The independent wealth management industry can sometimes make you feel isolated, regardless of your background.
However, when I met Janice Hobbs and Donna Potiker, my business partners, 8 years ago, they gave me a sense of family.
I was lucky to not only find two other successful financial professionals in this industry who were leaders at their firm, but also two women that could share their perspectives in our industry.
Their mentorship provided me with additional perspectives on client relationships, business operations and marketing.

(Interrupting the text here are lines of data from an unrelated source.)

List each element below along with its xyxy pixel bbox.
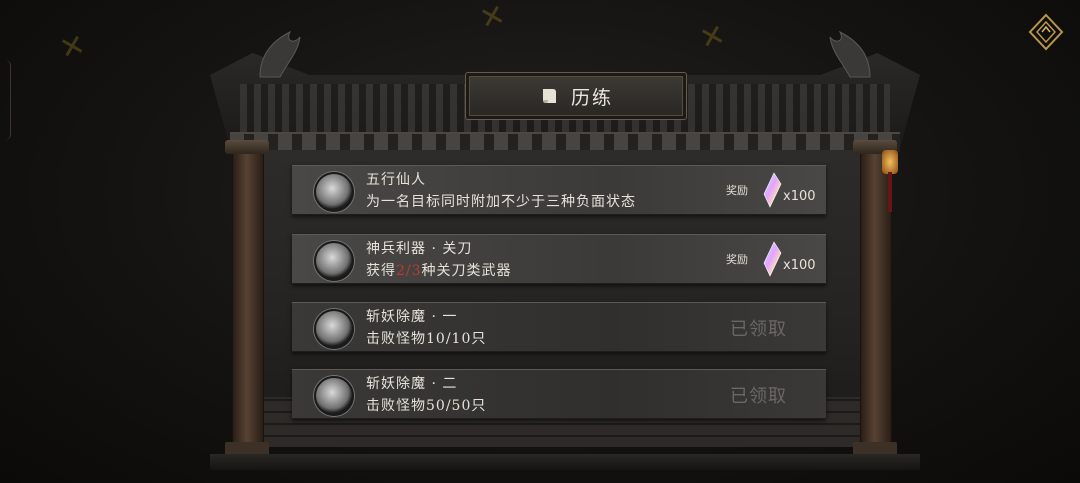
task-name: 斩妖除魔 · 二 [366,376,458,392]
task-row[interactable]: 神兵利器 · 关刀 获得2/3种关刀类武器 奖励 x100 [292,234,826,284]
claimed-status: 已领取 [730,386,787,407]
reward-label: 奖励 [726,184,748,197]
dragon-ornament-icon [259,30,301,78]
pillar-left [232,147,264,462]
lantern-icon [882,150,898,174]
ground [210,454,920,470]
task-progress: 2/3 [396,263,422,279]
dragon-ornament-icon [829,30,871,78]
task-row[interactable]: 斩妖除魔 · 一 击败怪物10/10只 已领取 [292,302,826,352]
page-title: 历练 [570,86,613,109]
swirl-badge-icon [314,172,354,212]
reward-count: x100 [783,189,816,204]
task-description: 获得2/3种关刀类武器 [366,263,512,279]
background-glyph: ✕ [55,27,90,68]
task-row[interactable]: 五行仙人 为一名目标同时附加不少于三种负面状态 奖励 x100 [292,165,826,215]
side-tab[interactable] [0,60,11,140]
task-description: 击败怪物10/10只 [366,331,487,347]
lantern-tassel [888,172,892,212]
reward-label: 奖励 [726,253,748,266]
task-name: 斩妖除魔 · 一 [366,309,458,325]
blade-two-badge-icon [314,376,354,416]
crystal-icon [763,241,782,277]
task-name: 五行仙人 [366,172,426,188]
blade-one-badge-icon [314,309,354,349]
scroll-icon [542,89,556,103]
pillar-cap [225,140,269,154]
task-name: 神兵利器 · 关刀 [366,241,473,257]
crystal-icon [763,172,782,208]
claimed-status: 已领取 [730,319,787,340]
task-description: 击败怪物50/50只 [366,398,487,414]
eave [230,132,900,152]
diamond-back-icon[interactable] [1026,12,1066,52]
task-description: 为一名目标同时附加不少于三种负面状态 [366,194,636,210]
title-plaque: 历练 [465,72,687,120]
claw-badge-icon [314,241,354,281]
reward-count: x100 [783,258,816,273]
task-row[interactable]: 斩妖除魔 · 二 击败怪物50/50只 已领取 [292,369,826,419]
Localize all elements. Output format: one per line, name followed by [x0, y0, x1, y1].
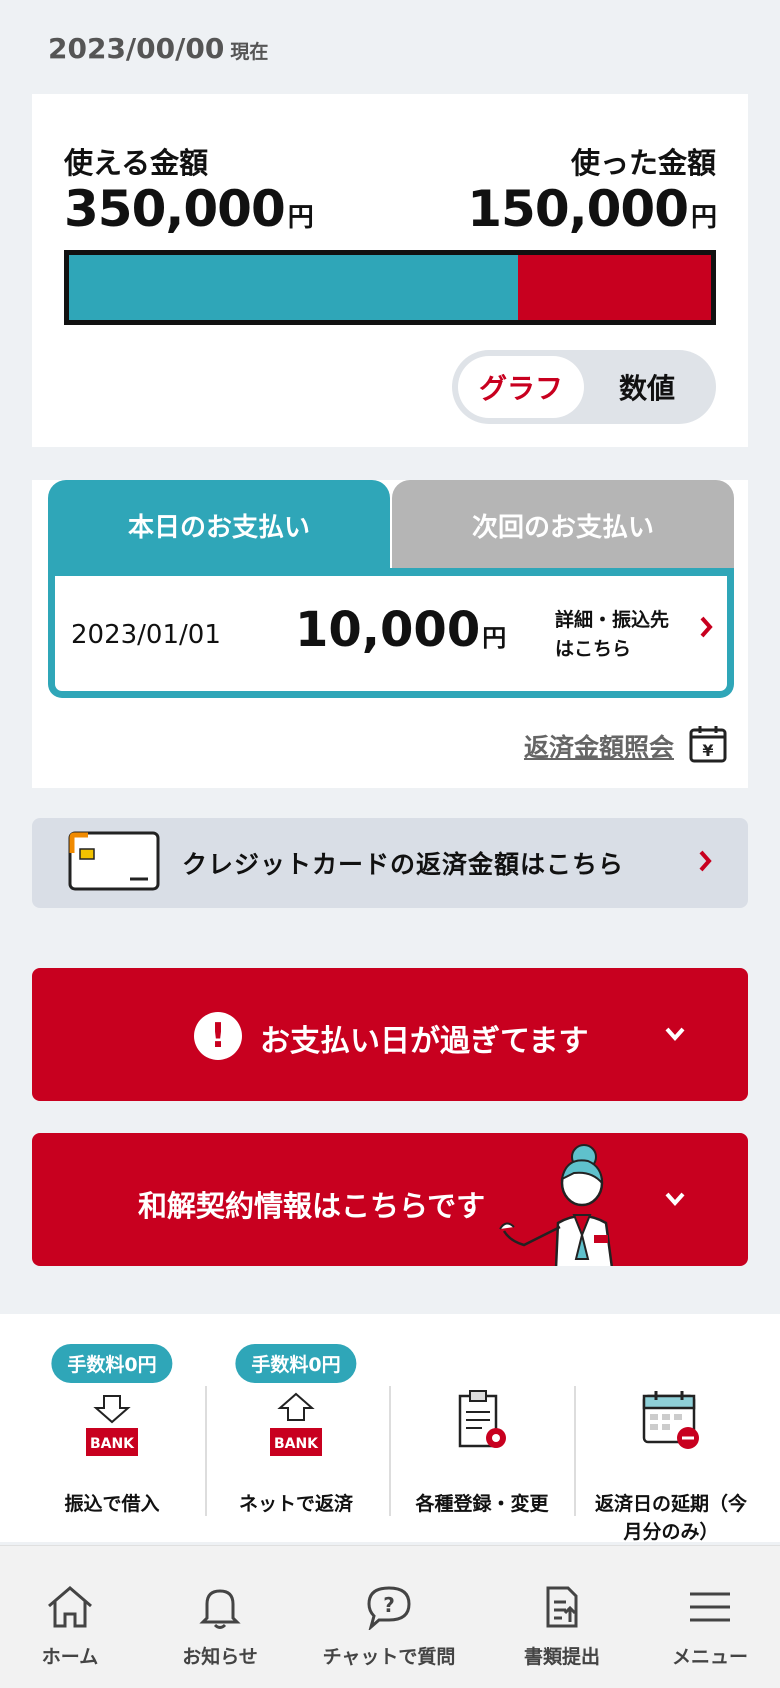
quick-action-label-line1: 返済日の延期（今: [594, 1493, 747, 1515]
fee-free-badge: 手数料0円: [235, 1344, 357, 1383]
quick-action-postpone-due-date[interactable]: 返済日の延期（今 月分のみ）: [576, 1344, 766, 1544]
fee-free-badge: 手数料0円: [51, 1344, 173, 1383]
chevron-right-icon: [699, 616, 713, 642]
quick-action-label-line2: 月分のみ）: [623, 1521, 719, 1543]
tab-next-payment[interactable]: 次回のお支払い: [392, 480, 734, 570]
chevron-down-icon: [664, 1026, 686, 1046]
credit-card-repayment-banner[interactable]: クレジットカードの返済金額はこちら: [32, 818, 748, 908]
payment-detail-line1: 詳細・振込先: [555, 609, 670, 631]
chevron-down-icon: [664, 1191, 686, 1211]
quick-action-label: 振込で借入: [64, 1493, 160, 1515]
as-of-date-suffix: 現在: [230, 41, 269, 63]
staff-illustration-icon: [494, 1143, 654, 1266]
bank-transfer-in-icon: BANK: [82, 1392, 142, 1466]
payment-amount: 10,000円: [295, 602, 506, 658]
credit-card-banner-label: クレジットカードの返済金額はこちら: [182, 850, 625, 879]
calendar-minus-icon: [638, 1388, 704, 1458]
overdue-alert-label: お支払い日が過ぎてます: [260, 1024, 589, 1059]
nav-label: ホーム: [41, 1646, 99, 1668]
nav-home[interactable]: ホーム: [30, 1584, 110, 1669]
nav-chat[interactable]: ? チャットで質問: [314, 1584, 464, 1669]
payment-detail-box[interactable]: 2023/01/01 10,000円 詳細・振込先 はこちら: [48, 568, 734, 698]
repayment-lookup-label: 返済金額照会: [523, 733, 674, 762]
available-label: 使える金額: [64, 146, 209, 180]
quick-action-borrow-transfer[interactable]: 手数料0円 BANK 振込で借入: [20, 1344, 204, 1544]
overdue-alert-banner[interactable]: ! お支払い日が過ぎてます: [32, 968, 748, 1101]
payment-amount-value: 10,000: [295, 602, 481, 658]
usage-bar-available-fill: [69, 255, 519, 320]
used-amount: 150,000 円: [467, 180, 717, 238]
yen-unit: 円: [287, 203, 314, 233]
as-of-date: 2023/00/00 現在: [48, 32, 268, 65]
balance-card: 使える金額 使った金額 350,000 円 150,000 円 グラフ 数値: [32, 94, 748, 447]
credit-card-icon: [68, 831, 160, 895]
svg-text:BANK: BANK: [274, 1436, 319, 1452]
payment-detail-link[interactable]: 詳細・振込先 はこちら: [555, 606, 685, 664]
bell-icon: [170, 1584, 270, 1634]
chat-question-icon: ?: [314, 1584, 464, 1634]
settlement-info-banner[interactable]: 和解契約情報はこちらです: [32, 1133, 748, 1266]
yen-unit: 円: [482, 624, 507, 652]
nav-label: 書類提出: [523, 1646, 600, 1668]
payment-detail-line2: はこちら: [555, 638, 632, 660]
exclamation-icon: !: [194, 1012, 242, 1060]
available-amount-value: 350,000: [64, 180, 286, 238]
nav-label: お知らせ: [182, 1646, 258, 1668]
nav-document-submit[interactable]: 書類提出: [514, 1584, 610, 1669]
used-label: 使った金額: [570, 146, 716, 180]
nav-label: メニュー: [671, 1646, 748, 1668]
svg-text:¥: ¥: [702, 741, 713, 760]
repayment-lookup-link[interactable]: 返済金額照会 ¥: [524, 724, 728, 768]
bottom-navigation: ホーム お知らせ ? チャットで質問 書類提出 メニュー: [0, 1545, 780, 1688]
yen-calendar-icon: ¥: [688, 724, 728, 768]
quick-action-label: 各種登録・変更: [415, 1493, 549, 1515]
used-amount-value: 150,000: [467, 180, 689, 238]
tab-today-payment[interactable]: 本日のお支払い: [48, 480, 390, 570]
clipboard-gear-icon: [452, 1388, 512, 1458]
quick-action-label: 返済日の延期（今 月分のみ）: [576, 1490, 766, 1546]
usage-bar: [64, 250, 716, 325]
toggle-number[interactable]: 数値: [584, 356, 710, 418]
settlement-info-label: 和解契約情報はこちらです: [138, 1189, 486, 1223]
toggle-graph[interactable]: グラフ: [458, 356, 584, 418]
yen-unit: 円: [690, 203, 717, 233]
nav-menu[interactable]: メニュー: [666, 1584, 754, 1669]
available-amount: 350,000 円: [64, 180, 314, 238]
svg-text:BANK: BANK: [90, 1436, 135, 1452]
hamburger-menu-icon: [666, 1584, 754, 1634]
bank-transfer-out-icon: BANK: [266, 1392, 326, 1466]
payment-tabs: 本日のお支払い 次回のお支払い: [48, 480, 734, 570]
payment-section: 本日のお支払い 次回のお支払い 2023/01/01 10,000円 詳細・振込…: [32, 480, 748, 788]
quick-actions: 手数料0円 BANK 振込で借入 手数料0円 BANK ネットで返済 各種登録・…: [0, 1314, 780, 1544]
home-icon: [30, 1584, 110, 1634]
as-of-date-value: 2023/00/00: [48, 32, 225, 65]
payment-date: 2023/01/01: [71, 620, 221, 650]
display-mode-toggle[interactable]: グラフ 数値: [452, 350, 716, 424]
document-upload-icon: [514, 1584, 610, 1634]
quick-action-label: ネットで返済: [238, 1493, 353, 1515]
svg-text:?: ?: [383, 1593, 395, 1617]
nav-notifications[interactable]: お知らせ: [170, 1584, 270, 1669]
nav-label: チャットで質問: [322, 1646, 456, 1668]
quick-action-repay-online[interactable]: 手数料0円 BANK ネットで返済: [204, 1344, 388, 1544]
chevron-right-icon: [698, 850, 712, 876]
quick-action-registration-change[interactable]: 各種登録・変更: [390, 1344, 574, 1544]
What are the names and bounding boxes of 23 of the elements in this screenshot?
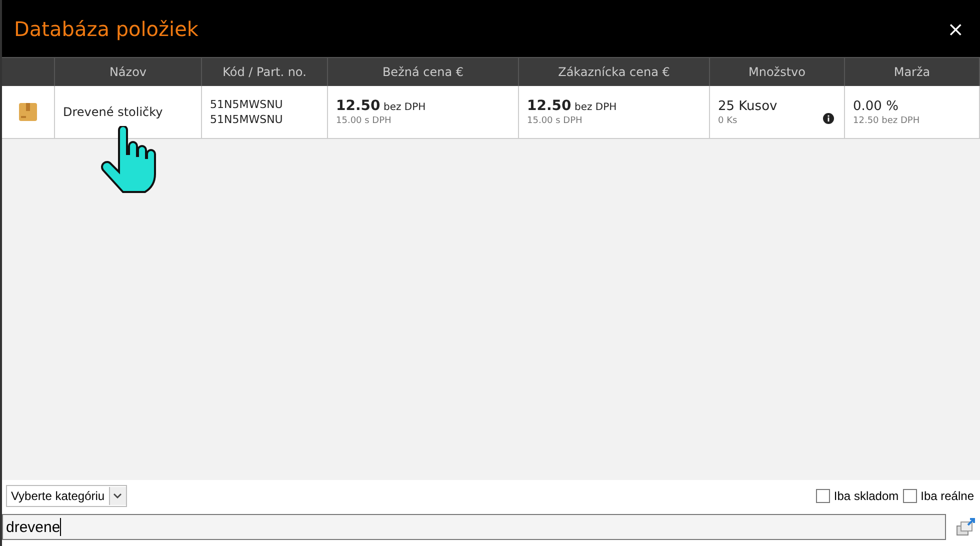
quantity: 25 Kusov (718, 98, 778, 114)
quantity-stock: 0 Ks (718, 116, 738, 126)
checkbox[interactable] (816, 489, 830, 503)
checkbox[interactable] (902, 489, 917, 503)
window-title: Databáza položiek (14, 16, 198, 40)
item-code: 51N5MWSNU (210, 112, 283, 127)
info-icon[interactable] (823, 113, 834, 124)
margin-value: 12.50 bez DPH (853, 116, 920, 126)
price-gross: 15.00 s DPH (527, 116, 582, 126)
category-select[interactable]: Vyberte kategóriu (6, 485, 127, 507)
checkbox-label: Iba reálne (920, 489, 974, 503)
close-button[interactable]: × (941, 16, 970, 40)
price-net: 12.50 bez DPH (527, 98, 617, 114)
item-name: Drevené stoličky (63, 105, 163, 119)
margin-percent: 0.00 % (853, 98, 898, 114)
checkbox-label: Iba skladom (834, 489, 899, 503)
price-gross: 15.00 s DPH (336, 116, 392, 126)
chevron-down-icon (113, 493, 122, 499)
search-field[interactable]: drevene (2, 514, 946, 540)
box-icon (18, 102, 38, 122)
item-code: 51N5MWSNU (210, 97, 283, 112)
windows-icon[interactable] (956, 517, 976, 537)
price-net: 12.50 bez DPH (336, 98, 426, 114)
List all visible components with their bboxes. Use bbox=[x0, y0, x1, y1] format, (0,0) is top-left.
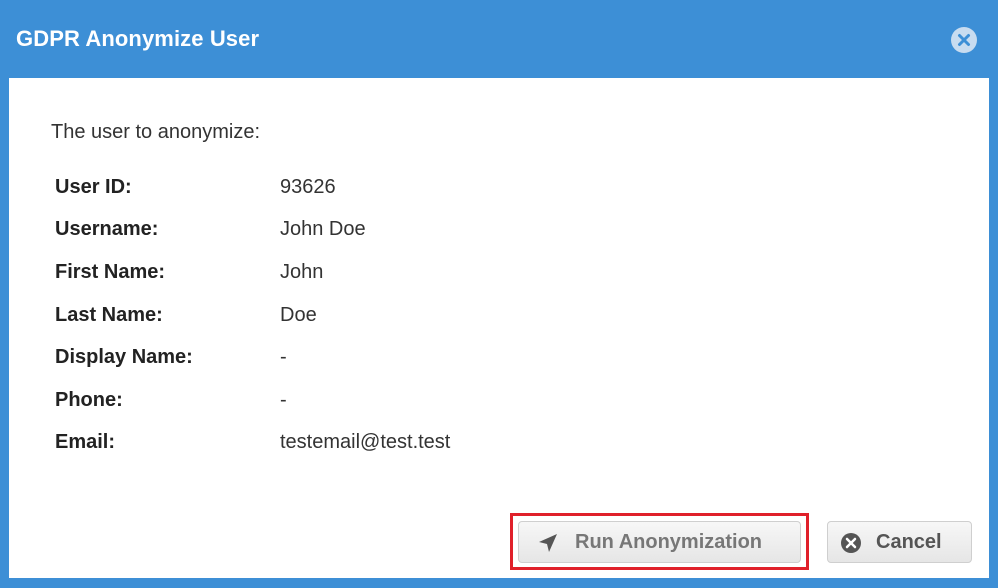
gdpr-anonymize-dialog: GDPR Anonymize User The user to anonymiz… bbox=[0, 0, 998, 588]
close-button[interactable] bbox=[951, 27, 977, 53]
phone-label: Phone: bbox=[55, 389, 123, 411]
run-anonymization-label: Run Anonymization bbox=[575, 531, 763, 553]
cancel-button[interactable]: Cancel bbox=[827, 521, 972, 563]
email-label: Email: bbox=[55, 431, 116, 453]
dialog-body: The user to anonymize: User ID: 93626 Us… bbox=[9, 78, 989, 578]
email-value: testemail@test.test bbox=[280, 431, 451, 453]
paper-plane-arrow-icon bbox=[539, 534, 557, 552]
run-anonymization-button[interactable]: Run Anonymization bbox=[518, 521, 801, 563]
cancel-label: Cancel bbox=[876, 531, 942, 553]
username-label: Username: bbox=[55, 218, 159, 240]
user-id-value: 93626 bbox=[280, 176, 336, 198]
last-name-value: Doe bbox=[280, 304, 317, 326]
close-icon bbox=[958, 34, 970, 46]
display-name-label: Display Name: bbox=[55, 346, 193, 368]
username-value: John Doe bbox=[280, 218, 366, 240]
first-name-value: John bbox=[280, 261, 324, 283]
dialog-title: GDPR Anonymize User bbox=[16, 26, 260, 51]
dialog-titlebar: GDPR Anonymize User bbox=[0, 0, 998, 78]
last-name-label: Last Name: bbox=[55, 304, 163, 326]
close-circle-icon bbox=[841, 533, 861, 553]
phone-value: - bbox=[280, 389, 287, 411]
first-name-label: First Name: bbox=[55, 261, 166, 283]
user-id-label: User ID: bbox=[55, 176, 132, 198]
intro-text: The user to anonymize: bbox=[51, 121, 260, 143]
display-name-value: - bbox=[280, 346, 287, 368]
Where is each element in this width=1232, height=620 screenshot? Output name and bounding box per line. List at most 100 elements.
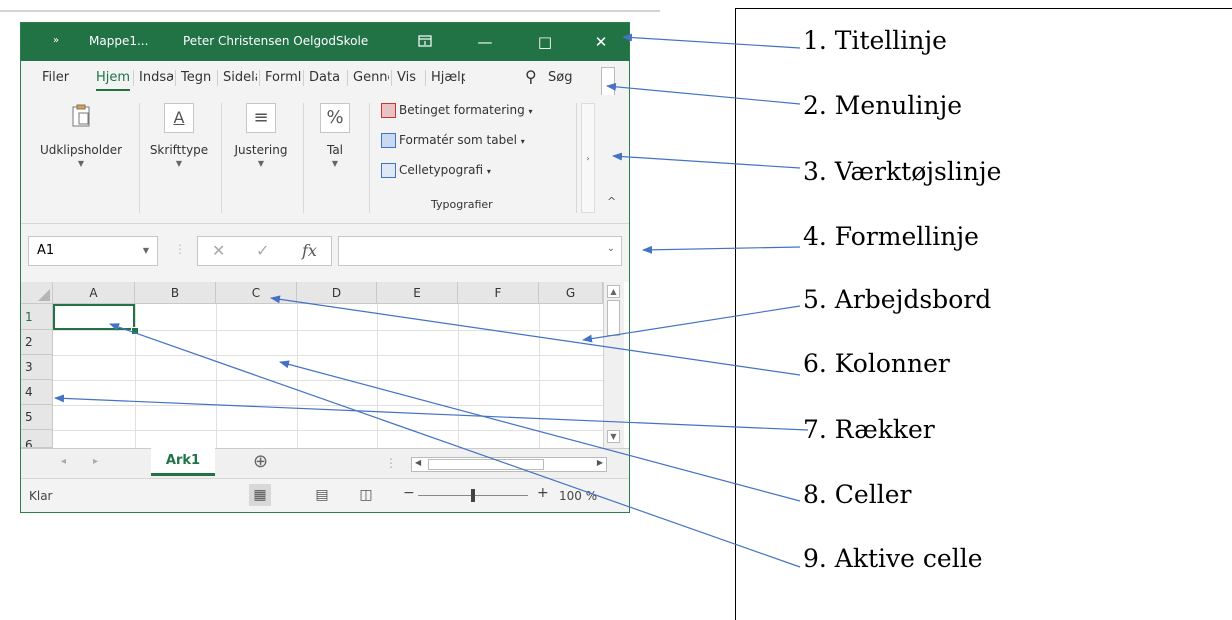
fill-handle[interactable] bbox=[131, 327, 139, 335]
enter-icon[interactable]: ✓ bbox=[256, 241, 269, 260]
cell-styles-button[interactable]: Celletypografi ▾ bbox=[381, 163, 491, 178]
formula-bar-splitter-icon[interactable]: ⋮ bbox=[174, 242, 186, 256]
worksheet-grid[interactable]: A B C D E F G 1 2 3 4 5 6 ▲ ▼ bbox=[21, 282, 629, 448]
group-number[interactable]: % Tal ▼ bbox=[311, 103, 359, 168]
page-break-view-icon[interactable]: ◫ bbox=[355, 484, 377, 506]
clipboard-icon bbox=[66, 103, 96, 133]
menu-view[interactable]: Vis bbox=[397, 70, 423, 85]
scroll-thumb[interactable] bbox=[607, 300, 620, 336]
normal-view-icon[interactable]: ▦ bbox=[249, 484, 271, 506]
cell-styles-icon bbox=[381, 163, 396, 178]
scroll-down-icon[interactable]: ▼ bbox=[607, 430, 620, 443]
column-header[interactable]: A bbox=[53, 282, 135, 304]
format-as-table-button[interactable]: Formatér som tabel ▾ bbox=[381, 133, 525, 148]
search-label[interactable]: Søg bbox=[548, 70, 572, 85]
row-header[interactable]: 2 bbox=[21, 330, 53, 355]
maximize-icon[interactable]: □ bbox=[533, 30, 557, 54]
ribbon-display-icon[interactable] bbox=[413, 30, 437, 54]
row-header[interactable]: 6 bbox=[21, 430, 53, 448]
callout-columns: 6. Kolonner bbox=[803, 349, 950, 378]
row-header[interactable]: 5 bbox=[21, 405, 53, 430]
column-header[interactable]: G bbox=[539, 282, 603, 304]
column-header[interactable]: E bbox=[377, 282, 458, 304]
zoom-level[interactable]: 100 % bbox=[559, 489, 597, 503]
row-header[interactable]: 4 bbox=[21, 380, 53, 405]
chevron-down-icon: ▼ bbox=[331, 159, 339, 168]
vertical-scrollbar[interactable]: ▲ ▼ bbox=[603, 282, 624, 448]
callout-rows: 7. Rækker bbox=[803, 415, 935, 444]
number-label: Tal bbox=[326, 143, 344, 157]
row-header[interactable]: 3 bbox=[21, 355, 53, 380]
next-sheet-icon[interactable]: ▸ bbox=[93, 456, 98, 467]
row-header[interactable]: 1 bbox=[21, 304, 53, 330]
cancel-icon[interactable]: ✕ bbox=[212, 241, 225, 260]
menu-insert[interactable]: Indsæt bbox=[139, 70, 173, 85]
percent-icon: % bbox=[320, 103, 350, 133]
close-icon[interactable]: ✕ bbox=[589, 30, 613, 54]
chevron-down-icon[interactable]: ▼ bbox=[143, 237, 149, 265]
prev-sheet-icon[interactable]: ◂ bbox=[61, 456, 66, 467]
column-header[interactable]: F bbox=[458, 282, 539, 304]
insert-function-icon[interactable]: fx bbox=[302, 241, 317, 260]
formula-buttons: ✕ ✓ fx bbox=[197, 236, 332, 266]
scroll-right-icon[interactable]: ▶ bbox=[597, 458, 603, 467]
conditional-formatting-button[interactable]: Betinget formatering ▾ bbox=[381, 103, 533, 118]
menu-formulas[interactable]: Formler bbox=[265, 70, 301, 85]
menu-data[interactable]: Data bbox=[309, 70, 345, 85]
expand-formula-bar-icon[interactable]: ⌄ bbox=[607, 243, 615, 254]
formula-bar: A1 ▼ ⋮ ✕ ✓ fx ⌄ bbox=[21, 224, 629, 282]
conditional-formatting-icon bbox=[381, 103, 396, 118]
title-bar: » Mappe1... Peter Christensen OelgodSkol… bbox=[21, 23, 629, 61]
column-header[interactable]: B bbox=[135, 282, 216, 304]
status-ready: Klar bbox=[29, 489, 53, 503]
callout-cells: 8. Celler bbox=[803, 480, 912, 509]
menu-review[interactable]: Gennemse bbox=[353, 70, 389, 85]
status-bar: Klar ▦ ▤ ◫ − + 100 % bbox=[21, 478, 629, 512]
column-header[interactable]: D bbox=[297, 282, 377, 304]
chevron-down-icon: ▼ bbox=[175, 159, 183, 168]
active-tab-underline bbox=[96, 89, 130, 91]
group-alignment[interactable]: ≡ Justering ▼ bbox=[225, 103, 297, 168]
ribbon-scroll-right-icon[interactable]: › bbox=[581, 103, 595, 213]
search-icon[interactable]: ⚲ bbox=[525, 67, 537, 86]
callout-formula-bar: 4. Formellinje bbox=[803, 222, 979, 251]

The ability to have a group of women that you can share ideas, learn from, and strategize with has been incredibly helpful in making me a better financial advisor.
WSR: How has LPL Financial supported your business, and what has the firm done in general to support Asian American financial advisors like yourself?
LPL Financial has been an incredible partner to us and has been instrumental to our growth and success over the years. The company has been recognized as one of the most diverse and inclusive firms in the wealth management space.
They’ve made huge strides to expand the diversity and reach of financial professionals by embracing differences in backgrounds, culture and ideas in order to foster innovation and drive growth.
I’m proud to be a part LPL’s Advisor Inclusion Council (AIC) which is comprised of a diverse group of financial advisors, together with LPL leaders.
I am also an ambassador for LPL’s Asian Advisor Business Community. Our primary goals in this regard are to attract a more diverse range of financial advisors, including from the AAPI community, help advisors from an AAPI background grow their business by engaging new investor markets and to create inclusive opportunities for advisors to connect, learn and share best practices.
WSR: Tell us something about yourself that not many people know.
Most of my clients know I’m the mother of two young boys. However, most people don’t know that one of my driving forces to be successful in this industry is to provide my boys with a perspective of women that is very different from that shown in the media.
I want my boys to grow up in a household where both parents share an equal role and their mother is able to have a successful career while finding time to be a present mother.
I’ve made a concerted effort to focus on the quality of time I spend with my family and not stress over the quantity of time.
I’m proud to be a working mother and have worked very hard to learn how to set boundaries and make choices that have allowed me to have a good home life and fulfilling career. It’s a struggle every day, but I wouldn’t change a thing.